Lee is probably saying that, at the base of the pyramid, there's matter, which upholds everything. Life arises from matter, and mind arises from life. Each higher level of the pyramid arises epiphenomenally from the lower level (or "supervenes upon" it, as Lee says-- he may be partial to the supervenience school of mind, exemplified by people like philosopher Jaegwon Kim); each superior level is an emergent phenomenon.
Lee is saying, then, that morals and moral activity have their root in matter.
Regarding your second question re: the existence of (ultimate?) meaning, I haven't read enough of Lee's blog to have a sense of where he stands on this issue. Perhaps he believes there is subjective meaning, i.e., the meaning generated in the minds of sentient beings as they go about their daily affairs, but no objective meaning.
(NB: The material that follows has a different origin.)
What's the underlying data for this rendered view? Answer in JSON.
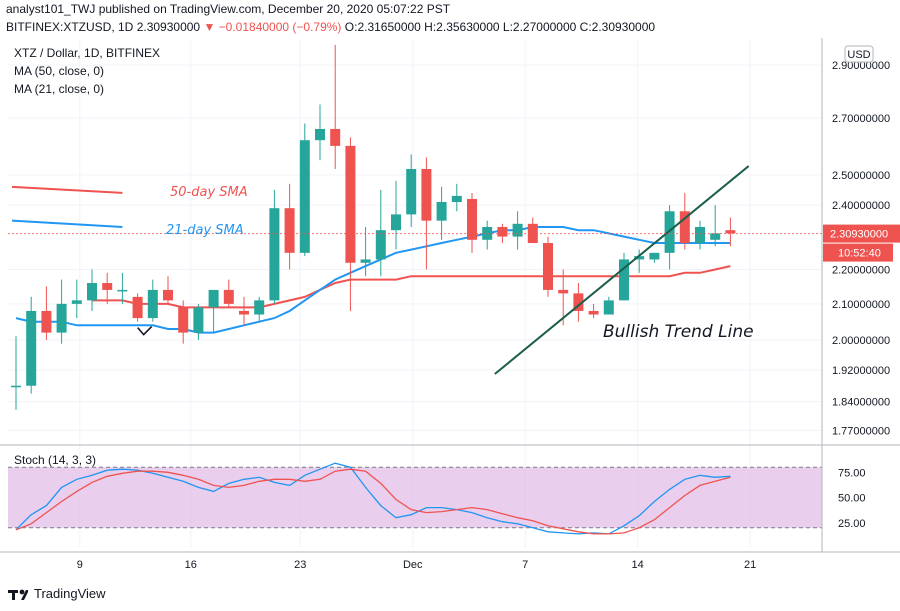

You don't have to be a theist to believe that meaning and morality are somehow inscribed in the cosmos. Stephen Pinker, in an interview with Robert Wright a long while back, seemed to acknowledge a certain trend, in evolutionary psychology, back toward a more Platonic view of morality as something a priori, because this seems to be where game theory is leading us. Pinker himself is uncomfortable with this trend in current thinking, but the idea delighted Wright, who leans more toward a qualified theism.
I've long been a fan of the idea that dichotomizing "is" and "ought" is a bad move-- that the "oughts" are, in fact, a subset of the "is"es. This doesn't solve the ultimate riddle re: whether this morality is, like being itself, anchored in some sort of theistic substratum, but it does at least allow people to perceive their lives as meaningful in some real sense.
A more pressing question, for me, is whether we are actually free. If the universe is deterministic (cf. Newtonian determinism or some form of theistic determinism), then we are no more than the unrolling of a film already filmed: the drama's conclusion is ordained. If the universe is fundamentally non-deterministic, well... randomness is no more an ingredient of freedom than determinism is.
I'd like to believe that I'm free, and therefore responsible-- and that's where morality becomes relevant. To be free, however, means to be able to do otherwise, which brings us into the metaphysical quagmire of counterfactuals-- the would-haves, could-haves, might-haves, wills, woulds, coulds, mights, and yes: the oughts. Do counterfactuals exist? Does the word "exist" apply to them if they are states of affairs unrealized? That's where I, personally, am stuck.
I realize that the above is not much of an answer. Maybe I'll have a better one later. Years later. Heh.
Kevin
I'll respond when I have some time. I just hope that this post isn't too low in the stack by then.
Rhesus,
It's an interesting topic. I might make this into a post unto itself, if you feel it's worth such treatment.